🤖 AI Summary
This work addresses the challenge of representation learning for human activity recognition from wrist-worn inertial measurement unit (IMU) signals under severe label scarcity. It introduces, for the first time, the submovement theory from motor control into wearable self-supervised learning, proposing biologically grounded movement segments as tokens. By segmenting and tokenizing acceleration signals according to submovement theory and pretraining a Transformer encoder via masked motion segment reconstruction, the method effectively captures the temporal structure of activities. Pretrained on the NHANES dataset, the approach outperforms existing wearable self-supervised methods across six user-disjoint benchmark tasks and demonstrates superior data efficiency in low-label regimes.
📝 Abstract
Wearable accelerometers have enabled large-scale health and wellness monitoring, yet learning robust human-activity representations has been constrained by the scarcity of labeled data. While self-supervised learning offers a potential remedy, existing approaches treat sensor streams as unstructured time series, overlooking the underlying biological structure of human movement, a factor we argue is critical for effective Human Activity Recognition (HAR).

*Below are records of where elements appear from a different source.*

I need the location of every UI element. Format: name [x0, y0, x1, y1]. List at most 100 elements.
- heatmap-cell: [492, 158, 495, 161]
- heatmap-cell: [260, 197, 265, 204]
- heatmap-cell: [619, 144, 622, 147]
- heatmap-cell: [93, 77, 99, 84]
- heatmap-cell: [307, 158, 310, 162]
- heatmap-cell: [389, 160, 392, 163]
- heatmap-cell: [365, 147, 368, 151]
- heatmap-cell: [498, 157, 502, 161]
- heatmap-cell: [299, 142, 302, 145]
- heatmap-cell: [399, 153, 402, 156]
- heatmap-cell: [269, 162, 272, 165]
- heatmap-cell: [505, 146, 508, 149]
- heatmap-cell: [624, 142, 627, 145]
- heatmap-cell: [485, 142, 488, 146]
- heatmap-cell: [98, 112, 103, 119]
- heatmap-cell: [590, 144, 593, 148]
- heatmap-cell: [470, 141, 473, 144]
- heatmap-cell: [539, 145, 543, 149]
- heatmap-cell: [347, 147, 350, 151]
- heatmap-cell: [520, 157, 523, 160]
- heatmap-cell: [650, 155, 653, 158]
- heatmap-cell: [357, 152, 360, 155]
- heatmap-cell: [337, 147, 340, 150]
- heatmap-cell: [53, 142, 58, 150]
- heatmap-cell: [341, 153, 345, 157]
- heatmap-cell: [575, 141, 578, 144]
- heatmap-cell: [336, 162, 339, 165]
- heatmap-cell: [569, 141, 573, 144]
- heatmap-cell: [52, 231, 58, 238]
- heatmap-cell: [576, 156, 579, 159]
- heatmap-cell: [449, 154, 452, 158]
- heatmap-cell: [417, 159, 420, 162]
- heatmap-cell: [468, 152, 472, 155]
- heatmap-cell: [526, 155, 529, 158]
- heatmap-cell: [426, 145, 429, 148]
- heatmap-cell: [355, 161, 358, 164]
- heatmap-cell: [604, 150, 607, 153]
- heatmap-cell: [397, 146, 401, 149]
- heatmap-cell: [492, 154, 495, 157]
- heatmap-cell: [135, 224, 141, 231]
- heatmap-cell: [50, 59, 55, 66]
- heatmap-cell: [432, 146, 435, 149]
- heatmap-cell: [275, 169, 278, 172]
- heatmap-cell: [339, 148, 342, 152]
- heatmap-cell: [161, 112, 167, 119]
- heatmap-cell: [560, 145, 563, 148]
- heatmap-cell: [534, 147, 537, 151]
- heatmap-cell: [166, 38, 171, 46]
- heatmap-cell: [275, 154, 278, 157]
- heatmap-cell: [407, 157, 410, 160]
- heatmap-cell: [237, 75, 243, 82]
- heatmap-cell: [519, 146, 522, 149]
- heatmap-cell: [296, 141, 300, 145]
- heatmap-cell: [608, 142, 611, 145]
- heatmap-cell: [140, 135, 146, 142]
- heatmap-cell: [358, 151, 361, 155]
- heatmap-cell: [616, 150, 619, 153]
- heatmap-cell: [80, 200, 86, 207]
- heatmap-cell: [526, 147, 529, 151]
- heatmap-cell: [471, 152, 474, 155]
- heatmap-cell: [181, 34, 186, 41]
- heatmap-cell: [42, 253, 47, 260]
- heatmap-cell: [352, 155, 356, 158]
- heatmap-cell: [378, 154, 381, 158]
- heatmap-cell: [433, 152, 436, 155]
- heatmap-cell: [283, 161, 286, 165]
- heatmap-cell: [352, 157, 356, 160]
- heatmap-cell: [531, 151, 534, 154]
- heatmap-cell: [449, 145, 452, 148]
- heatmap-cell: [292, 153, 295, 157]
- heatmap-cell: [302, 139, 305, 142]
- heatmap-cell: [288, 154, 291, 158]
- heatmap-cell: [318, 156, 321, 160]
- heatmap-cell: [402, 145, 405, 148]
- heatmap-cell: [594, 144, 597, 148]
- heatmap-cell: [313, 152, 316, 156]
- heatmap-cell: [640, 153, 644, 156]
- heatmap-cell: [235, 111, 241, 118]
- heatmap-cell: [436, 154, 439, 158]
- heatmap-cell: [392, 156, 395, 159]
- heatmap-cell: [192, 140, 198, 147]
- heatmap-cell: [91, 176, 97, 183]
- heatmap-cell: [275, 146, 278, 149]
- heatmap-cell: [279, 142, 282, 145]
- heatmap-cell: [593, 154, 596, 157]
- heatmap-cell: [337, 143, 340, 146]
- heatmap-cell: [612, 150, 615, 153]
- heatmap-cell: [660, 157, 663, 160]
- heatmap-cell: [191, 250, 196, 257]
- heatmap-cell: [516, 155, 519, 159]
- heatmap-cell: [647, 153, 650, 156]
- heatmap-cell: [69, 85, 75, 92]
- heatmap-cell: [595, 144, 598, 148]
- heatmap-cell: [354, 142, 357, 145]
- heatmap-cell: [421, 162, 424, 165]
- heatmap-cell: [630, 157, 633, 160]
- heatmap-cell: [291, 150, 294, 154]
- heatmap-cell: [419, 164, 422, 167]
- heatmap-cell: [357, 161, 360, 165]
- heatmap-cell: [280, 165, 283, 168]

We introduce a novel tokenization strategy grounded in the submovement theory of motor control, which posits that continuous wrist motion is composed of superposed elementary basis functions called submovements. We define our token as the movement segment, a unit of motion composed of a finite sequence of submovements that is readily extractable from wrist accelerometer signals. By treating these segments as tokens, we pretrain a Transformer encoder via masked movement-segment reconstruction to model the temporal dependencies of movement segments, shifting the learning focus beyond local waveform morphology. Pretrained on the NHANES corpus (approximately 28k hours; approximately 11k participants; approximately 10M windows), our representations outperform strong wearable SSL baselines across six subject-disjoint HAR benchmarks. Furthermore, they demonstrate stronger data efficiency in data-scarce settings. Code and pretrained weights will be made publicly available.